On 15 March 2017, The Guardian ran a piece under its “Development 2030” rubric with a headline which confirmed our 2016 forecast of Africa’s mounting problems:
Niger’s has the world’s highest birthrate and its population is set to double in 17 years. NGOs are providing contraception, but what if women want more babies?
The facts are depressing and bode ill for Niger:
Niger’s population challenges are compounded by the prevalence of a conservative strain of Islam, which encourages followers to have as many children as possible. Any organisation working to put contraceptives into the hands of women has the dilemma of doing so in a way that doesn’t provoke religious backlash. Political leaders, too, have elections to worry about, and don’t want to cross influential clerics by pushing the population issue.
- Niger’s population exploded from 3.5 million people in 1960 to nearly 20 million today, with half of the current population under the age of 15.
- At current growth rates, the population is set to double in 17 years. This, experts say, drives poverty, famine, political instability, and violence.
- 80% of Nigeriens live in poverty.
- Niger is landlocked nation and consists largely of desert.
- Less than 20% of the land is arable, and that percentage is falling due to climate change.
- Polygamy is legal and commonplace, especially in the rural areas where about 80% of the population resides.
- Girls get married young, usually as teenagers, and have their first child at 18.
- More than half of girls do not finish primary school, and fewer than one in 10 attend secondary school. As a result, less than a quarter of women in Niger are literate.
- Women have an average of more than seven children apiece, the highest in the world.
- Women and men alike in Niger say they want more children than they actually have – women want an average of nine, while men say they want 11 – despite having the highest fertility rate in the world.
- Women face a one-in-23 chance of dying from pregnancy or childbirth.

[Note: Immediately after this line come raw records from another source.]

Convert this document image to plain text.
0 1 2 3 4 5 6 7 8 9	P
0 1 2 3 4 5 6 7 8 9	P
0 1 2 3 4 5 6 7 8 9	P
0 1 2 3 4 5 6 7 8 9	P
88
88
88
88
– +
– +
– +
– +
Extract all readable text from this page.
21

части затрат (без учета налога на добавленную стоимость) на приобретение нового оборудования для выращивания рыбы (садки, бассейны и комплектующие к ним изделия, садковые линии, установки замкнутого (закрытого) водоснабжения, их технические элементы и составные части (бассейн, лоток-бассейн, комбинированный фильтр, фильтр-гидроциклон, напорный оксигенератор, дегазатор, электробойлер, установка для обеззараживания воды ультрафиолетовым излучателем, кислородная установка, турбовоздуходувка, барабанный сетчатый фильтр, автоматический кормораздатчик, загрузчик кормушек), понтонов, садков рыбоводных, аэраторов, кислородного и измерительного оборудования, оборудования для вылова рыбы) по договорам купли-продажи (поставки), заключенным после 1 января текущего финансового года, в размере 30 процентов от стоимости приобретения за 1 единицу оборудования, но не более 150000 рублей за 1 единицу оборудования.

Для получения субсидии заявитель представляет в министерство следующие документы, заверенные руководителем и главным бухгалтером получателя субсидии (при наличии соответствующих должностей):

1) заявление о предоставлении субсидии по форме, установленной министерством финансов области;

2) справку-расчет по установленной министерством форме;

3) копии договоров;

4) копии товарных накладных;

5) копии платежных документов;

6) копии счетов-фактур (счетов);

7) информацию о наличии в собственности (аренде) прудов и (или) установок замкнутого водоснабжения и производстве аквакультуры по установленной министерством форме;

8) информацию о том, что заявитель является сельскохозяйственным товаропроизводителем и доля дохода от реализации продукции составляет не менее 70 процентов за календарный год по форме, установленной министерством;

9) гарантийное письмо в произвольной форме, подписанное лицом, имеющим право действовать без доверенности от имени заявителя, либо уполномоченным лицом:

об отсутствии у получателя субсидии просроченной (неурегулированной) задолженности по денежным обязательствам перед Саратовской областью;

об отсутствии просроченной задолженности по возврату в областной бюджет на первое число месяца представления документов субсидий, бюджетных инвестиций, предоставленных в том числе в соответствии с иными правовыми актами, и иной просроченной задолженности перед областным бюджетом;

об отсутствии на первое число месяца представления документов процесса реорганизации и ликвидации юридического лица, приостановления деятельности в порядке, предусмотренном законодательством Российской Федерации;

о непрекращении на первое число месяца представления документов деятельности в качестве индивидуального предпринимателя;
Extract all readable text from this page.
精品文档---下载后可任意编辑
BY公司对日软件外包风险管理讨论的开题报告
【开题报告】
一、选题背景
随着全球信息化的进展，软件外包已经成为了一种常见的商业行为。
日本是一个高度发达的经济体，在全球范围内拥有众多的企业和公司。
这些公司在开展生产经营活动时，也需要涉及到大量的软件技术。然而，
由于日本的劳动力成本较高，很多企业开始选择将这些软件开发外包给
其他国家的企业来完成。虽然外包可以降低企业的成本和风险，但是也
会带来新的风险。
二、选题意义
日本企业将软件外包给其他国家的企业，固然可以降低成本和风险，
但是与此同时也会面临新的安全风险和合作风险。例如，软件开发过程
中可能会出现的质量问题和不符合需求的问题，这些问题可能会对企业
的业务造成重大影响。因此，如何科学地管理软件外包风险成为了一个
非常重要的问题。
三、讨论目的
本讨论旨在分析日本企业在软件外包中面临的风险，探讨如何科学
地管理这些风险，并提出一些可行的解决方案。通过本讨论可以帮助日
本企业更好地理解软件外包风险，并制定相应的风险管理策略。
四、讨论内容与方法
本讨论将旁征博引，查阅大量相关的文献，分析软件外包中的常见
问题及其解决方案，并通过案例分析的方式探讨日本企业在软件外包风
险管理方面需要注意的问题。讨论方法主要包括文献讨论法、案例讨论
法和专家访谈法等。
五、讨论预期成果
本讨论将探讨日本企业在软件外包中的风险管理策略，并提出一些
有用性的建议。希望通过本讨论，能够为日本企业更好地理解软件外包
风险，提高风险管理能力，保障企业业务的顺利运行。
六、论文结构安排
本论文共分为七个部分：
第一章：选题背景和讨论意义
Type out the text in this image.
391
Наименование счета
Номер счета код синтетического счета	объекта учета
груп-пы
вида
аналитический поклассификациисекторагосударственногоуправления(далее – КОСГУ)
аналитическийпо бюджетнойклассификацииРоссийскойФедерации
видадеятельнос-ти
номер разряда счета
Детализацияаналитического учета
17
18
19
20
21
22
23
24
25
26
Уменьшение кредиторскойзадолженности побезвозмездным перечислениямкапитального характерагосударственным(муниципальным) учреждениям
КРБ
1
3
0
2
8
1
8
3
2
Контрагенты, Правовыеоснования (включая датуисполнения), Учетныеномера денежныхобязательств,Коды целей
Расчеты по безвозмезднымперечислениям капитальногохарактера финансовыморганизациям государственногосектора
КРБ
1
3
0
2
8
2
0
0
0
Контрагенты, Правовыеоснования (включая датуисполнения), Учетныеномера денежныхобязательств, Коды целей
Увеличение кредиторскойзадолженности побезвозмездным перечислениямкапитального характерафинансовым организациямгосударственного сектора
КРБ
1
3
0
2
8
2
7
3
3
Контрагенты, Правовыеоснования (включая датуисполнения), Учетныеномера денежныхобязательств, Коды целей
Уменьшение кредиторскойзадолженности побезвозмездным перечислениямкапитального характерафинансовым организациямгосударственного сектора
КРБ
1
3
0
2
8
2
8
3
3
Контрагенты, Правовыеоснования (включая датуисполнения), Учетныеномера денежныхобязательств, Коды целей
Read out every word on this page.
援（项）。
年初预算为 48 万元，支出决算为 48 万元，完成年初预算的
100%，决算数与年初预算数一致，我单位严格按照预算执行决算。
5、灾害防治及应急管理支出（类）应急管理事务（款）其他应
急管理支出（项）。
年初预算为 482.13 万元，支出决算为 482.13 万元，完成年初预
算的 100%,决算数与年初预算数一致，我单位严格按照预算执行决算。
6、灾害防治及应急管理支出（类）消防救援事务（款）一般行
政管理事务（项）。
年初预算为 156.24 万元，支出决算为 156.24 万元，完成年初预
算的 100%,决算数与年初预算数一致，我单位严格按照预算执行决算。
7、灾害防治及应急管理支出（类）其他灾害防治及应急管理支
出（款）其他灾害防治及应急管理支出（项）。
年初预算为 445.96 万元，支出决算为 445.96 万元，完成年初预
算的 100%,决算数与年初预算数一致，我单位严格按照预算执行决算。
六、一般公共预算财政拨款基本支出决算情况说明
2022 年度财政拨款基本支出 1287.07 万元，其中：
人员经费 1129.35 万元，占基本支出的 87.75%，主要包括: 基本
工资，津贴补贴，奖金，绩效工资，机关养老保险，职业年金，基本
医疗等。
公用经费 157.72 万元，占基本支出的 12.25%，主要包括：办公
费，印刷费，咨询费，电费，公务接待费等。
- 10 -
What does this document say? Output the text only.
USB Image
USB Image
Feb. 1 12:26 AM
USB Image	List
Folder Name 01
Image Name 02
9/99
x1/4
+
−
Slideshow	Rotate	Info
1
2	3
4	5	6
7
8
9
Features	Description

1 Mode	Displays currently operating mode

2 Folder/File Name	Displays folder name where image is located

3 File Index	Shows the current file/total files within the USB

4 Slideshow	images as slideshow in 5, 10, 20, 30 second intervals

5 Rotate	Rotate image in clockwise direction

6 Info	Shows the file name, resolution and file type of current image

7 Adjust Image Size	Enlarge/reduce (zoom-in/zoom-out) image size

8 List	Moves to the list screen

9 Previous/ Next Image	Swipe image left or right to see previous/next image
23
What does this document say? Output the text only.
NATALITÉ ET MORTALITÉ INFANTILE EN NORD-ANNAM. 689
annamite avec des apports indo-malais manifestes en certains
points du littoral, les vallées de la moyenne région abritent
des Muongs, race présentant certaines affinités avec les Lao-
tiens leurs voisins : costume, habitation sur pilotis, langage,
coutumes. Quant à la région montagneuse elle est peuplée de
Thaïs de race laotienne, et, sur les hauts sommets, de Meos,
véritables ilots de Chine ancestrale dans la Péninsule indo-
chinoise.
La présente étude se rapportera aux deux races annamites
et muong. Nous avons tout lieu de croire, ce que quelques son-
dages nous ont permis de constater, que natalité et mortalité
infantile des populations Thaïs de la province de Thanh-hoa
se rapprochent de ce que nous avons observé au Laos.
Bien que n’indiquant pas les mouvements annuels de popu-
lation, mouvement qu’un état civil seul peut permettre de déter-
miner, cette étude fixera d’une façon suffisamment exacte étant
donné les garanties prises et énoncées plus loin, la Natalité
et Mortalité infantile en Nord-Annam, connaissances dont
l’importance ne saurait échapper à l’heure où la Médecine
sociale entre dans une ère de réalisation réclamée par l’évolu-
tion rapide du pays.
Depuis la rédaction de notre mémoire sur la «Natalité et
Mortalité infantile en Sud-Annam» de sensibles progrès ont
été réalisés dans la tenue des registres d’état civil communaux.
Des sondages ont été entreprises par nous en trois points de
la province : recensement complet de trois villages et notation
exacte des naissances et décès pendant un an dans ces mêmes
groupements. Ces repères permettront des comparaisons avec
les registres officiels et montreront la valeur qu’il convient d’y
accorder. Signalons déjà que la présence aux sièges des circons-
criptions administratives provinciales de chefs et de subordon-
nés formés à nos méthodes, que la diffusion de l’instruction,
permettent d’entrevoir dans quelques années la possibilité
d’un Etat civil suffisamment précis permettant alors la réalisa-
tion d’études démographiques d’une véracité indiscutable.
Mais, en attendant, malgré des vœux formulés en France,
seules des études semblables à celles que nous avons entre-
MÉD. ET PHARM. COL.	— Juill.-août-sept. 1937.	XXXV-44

When you have a huge number of young people who are jobless, they have no choice but to emigrate. They may also fall into crime, or integrate into terrorism. The country is facing this problem as well, with the Boko Haram issue – they are recruiting jobless young people.
Hassane Atamo, division chief for family planning at the Niger ministry of health.“
This is a time bomb, because all the Sahel is in this situation, and especially with climate change, the food supply will be less abundant than before. It’s a huge crisis.
John May, visiting scholar at the Population Reference Bureau.